His eyes stopped following the girl in the green dress, for there was fun closer at hand.

‘We shouldn’t keep Mrs Brimmer waiting too long,’ Miss Despenser said. She put the scrubbing-brush down on the hall-table. ‘I must give the cat his supper before we go. Wander about. Make yourself at home.’

A great, gooseberry-eyed, striped cat walked stiffly out of the darkness, stretched, hooped up its back. ‘Naughty cat, doesn’t deserve supper. What is this? Another mess on the Soumak rug?’ She took some newspaper from the clutter on the table and bent down to wipe at the clotted fringe. The cat leant against her legs as she did so, staring up at Hester, callously detached.

‘Well, that’s that!’

But it wasn’t and, to escape the smell, Hester followed her to the kitchen, thinking: ‘Only the graves can she keep clean.’
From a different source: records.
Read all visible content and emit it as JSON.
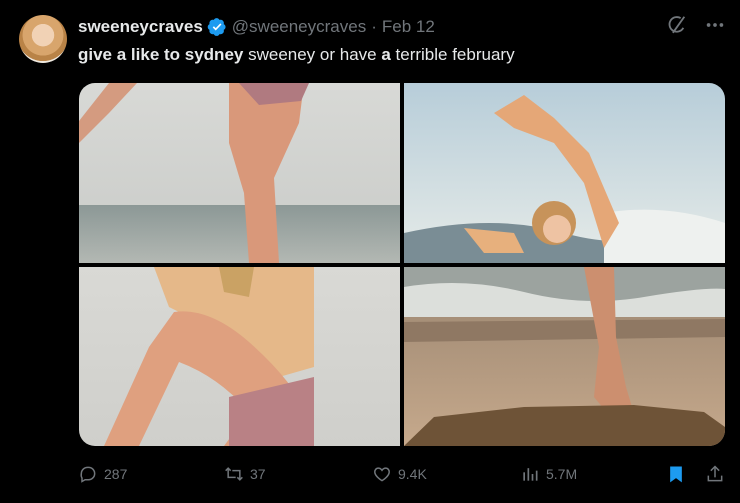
{
  "tweet": {
    "display_name": "sweeneycraves",
    "handle": "@sweeneycraves",
    "separator": "·",
    "date": "Feb 12",
    "text": {
      "part1": "give a like to sydney",
      "part2": " sweeney or have ",
      "part3": "a",
      "part4": " terrible february"
    }
  },
  "metrics": {
    "replies": "287",
    "reposts": "37",
    "likes": "9.4K",
    "views": "5.7M"
  },
  "icons": {
    "verified": "verified-badge-icon",
    "grok": "grok-icon",
    "more": "more-icon",
    "reply": "reply-icon",
    "repost": "repost-icon",
    "like": "like-icon",
    "views": "views-icon",
    "bookmark": "bookmark-icon",
    "share": "share-icon"
  },
  "colors": {
    "background": "#000000",
    "text": "#e7e9ea",
    "muted": "#71767b",
    "accent": "#1d9bf0"
  }
}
In the kitchen, the richness of litter was as if a great cornucopia of dirty dishes and decaying food had been unloaded over tables, chairs, shelves
and stove. Flies had stopped their circling and eating and excreting for the day and now slept on the walls and ceiling. Miss Despenser tipped a cod’s head out of a saucepan on to a dish on the floor, and Hester half-faintly wished she had stayed in the hall. The cat sniffed at the boiled, clouded eyes and walked away.

‘Have you no help?’ Hester asked.

‘Not now. Gone are the days, alas! when there was a maid to do my hair. But if a woman of my age cannot dress her own hair she should be quite ashamed.’

‘But not your hair. I meant all the dishes.’

‘I have all day.’

She picked up a sticky-looking wine-glass and drank something from it. ‘That was careless of me,’ she said. ‘I hate waste. And now for Mrs Brimmer!’

‘How sweet the outside air,’ Hester thought. As they walked down the lane to the village, warmth flowed between the hedges and she felt a great lassitude and unhappiness.

Miss Despenser struck along beside her, seemed conscious of her mood, and kept glancing up. ‘Like some nauseating little dog asking for attention,’ Hester thought, and looked at the hedgerow, ignoring her.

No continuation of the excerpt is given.